Les exemples sont légion: démantèlement des ex-Régies fédérales, libéralisation du marché du travail (bilatérales), etc. Dans cette affaire PV2020, le but de la direction du PSS est justement de confirmer son statut de partenaire gouvernemental incontournable, les dernières élections fédérales ayant amené quelques secteurs patronaux et leurs relais politiques à envisager de poursuivre la mise en œuvre des contre-réformes néo-libérales en se passant du PSS (voir RIE 3).

La direction du PSS prétend plutôt que ce sont les référendaires «qui font le jeu de la droite»

C’est de bonne guerre. Il est vrai que lors des débats parlementaires, on a assisté à une « polarisation » entre deux coalitions – l’une dite de « centre-gauche », l’autre de droite – mais elles convergeaient sur l’essentiel: la hausse de l’âge de la retraite, la baisse du taux de conversion, etc. Leurs divergences ne portaient que sur les « compensations » à prévoir.

De plus, il serait abusif de qualifier PDC, PBD et Verts libéraux – qui soutiennent PV2020 – de forces de « gauche », même vaguement. Faut-il rappeler que Gerhard Pfister, le président du PDC, est «un admirateur de Margaret Thatcher» (Tribune de Genève, 28 avril 2017)? Plus généralement, si Economiesuisse et l’USAM s’opposent à PV2020, d’autres organisations patronales ont pris position en faveur de ce projet: l’Association suisse d’assurance (ASA), le Centre patronal vaudois, la Fédération romande des entreprises, etc. Enfin, ce qui est décisif, c’est le contenu de PV2020. Or, il s’agit clairement d’un projet dont le but essentiel est de nous faire travailler plus longtemps et qui ne permettrait en rien de faire face à la baisse en cours de notre salaire différé (nos rentes vieillesse).


Un 1er Mai sous le signe de la lutte contre PV2020 (Lausanne) – Gustave Deghilage

Il n’en demeure pas moins que tant Christian Levrat que Ruth Dreifuss affirment que si PV2020 était refusé, on aurait droit aux 67 ans pour toutes et tous!

En effet, mais cette logique ne tient pas la route. Agiter l’épouvantail des 67 ans ne vise qu’à minimiser les conséquences de PV2020, dont l’entrée en vigueur représenterait un recul majeur: ouvrières, caissières et secrétaires – souvent déjà usées par des décennies d’exploitation patronale – seraient obligées de trimer une année de plus! De surcroît, la hausse à 67 ans n’aurait aucune chance de passer en votation populaire. Pour aller jusque-là, une étape préalable s’impose: augmenter à 65 ans l’âge de la retraite des femmes. Est-ce que l’acceptation par le PSS, lors de la 10e révision de l’AVS, de la hausse de l’âge de la retraite des femmes de 62 à 64 ans a-t-elle freiné la volonté patronale d’aller plus loin?
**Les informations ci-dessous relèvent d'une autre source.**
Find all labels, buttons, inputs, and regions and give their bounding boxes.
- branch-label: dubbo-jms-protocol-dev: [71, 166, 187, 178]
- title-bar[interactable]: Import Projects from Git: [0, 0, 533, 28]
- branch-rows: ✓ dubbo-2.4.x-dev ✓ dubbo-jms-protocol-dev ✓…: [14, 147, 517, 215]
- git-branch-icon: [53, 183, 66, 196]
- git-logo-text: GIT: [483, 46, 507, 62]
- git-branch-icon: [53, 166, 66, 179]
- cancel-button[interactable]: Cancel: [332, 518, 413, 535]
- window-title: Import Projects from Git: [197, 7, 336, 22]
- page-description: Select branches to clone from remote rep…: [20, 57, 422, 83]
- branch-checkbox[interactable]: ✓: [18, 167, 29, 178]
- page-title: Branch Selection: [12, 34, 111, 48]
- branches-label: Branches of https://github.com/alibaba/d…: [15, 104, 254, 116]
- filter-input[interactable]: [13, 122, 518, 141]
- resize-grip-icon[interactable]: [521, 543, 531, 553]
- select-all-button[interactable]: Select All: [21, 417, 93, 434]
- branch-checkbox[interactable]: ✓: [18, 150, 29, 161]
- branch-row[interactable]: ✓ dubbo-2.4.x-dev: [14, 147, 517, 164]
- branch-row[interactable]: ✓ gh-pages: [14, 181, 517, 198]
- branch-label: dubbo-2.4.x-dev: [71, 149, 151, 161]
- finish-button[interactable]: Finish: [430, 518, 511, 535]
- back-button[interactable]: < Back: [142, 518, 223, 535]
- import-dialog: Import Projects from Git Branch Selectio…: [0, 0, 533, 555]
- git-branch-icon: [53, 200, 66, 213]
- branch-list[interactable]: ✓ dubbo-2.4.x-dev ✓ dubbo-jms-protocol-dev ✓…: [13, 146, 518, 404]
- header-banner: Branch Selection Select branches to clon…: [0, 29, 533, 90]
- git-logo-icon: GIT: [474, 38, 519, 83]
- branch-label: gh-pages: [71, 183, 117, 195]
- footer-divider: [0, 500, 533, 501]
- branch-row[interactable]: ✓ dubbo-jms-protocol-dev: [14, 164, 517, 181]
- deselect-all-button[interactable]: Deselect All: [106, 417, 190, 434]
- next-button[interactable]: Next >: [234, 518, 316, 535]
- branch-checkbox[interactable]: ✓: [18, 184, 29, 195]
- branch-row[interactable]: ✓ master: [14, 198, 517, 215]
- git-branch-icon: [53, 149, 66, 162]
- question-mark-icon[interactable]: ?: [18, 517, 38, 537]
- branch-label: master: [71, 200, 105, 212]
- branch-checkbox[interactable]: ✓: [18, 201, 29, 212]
Et au plan syndical, quelle est la situation?

Le mouvement syndical a délégué la gestion de PV2020 aux parlementaires du PSS, se contentant d’un statut d’observateur et renonçant ainsi à sa raison d’être: stimuler la mobilisation collective des salarié·e·s pour faire face aux attaques patronales. C’est une logique qui réduit le syndicat au rang de courroie de transmission du PSS, si ce n’est du Conseil fédéral lui-même.

Heureusement, des oppositions fortes se sont exprimées tant à Unia qu’au SSP. Il s’en est d’ailleurs fallu de peu pour que nous soyons majoritaires! Les secteurs les plus combatifs de ces deux syndicats ont décidé de mener la bataille jusqu’au bout, malgré pressions et menaces, ce qui est à saluer. Quant à la direction de l’USS, elle va mettre le paquet pour donner un coup de main à son ministre Alain Berset, en investissant des centaines de milliers de francs, si ce n’est 1 million, pour faire passer ce projet antisocial. Les fondateurs du mouvement ouvrier – dont l’un des éléments constitutifs, rappelons-le, était la lutte pour la réduction du temps de travail – doivent se retourner dans leur tombe… Mais l’affaire est loin d’être jouée: nous pouvons gagner!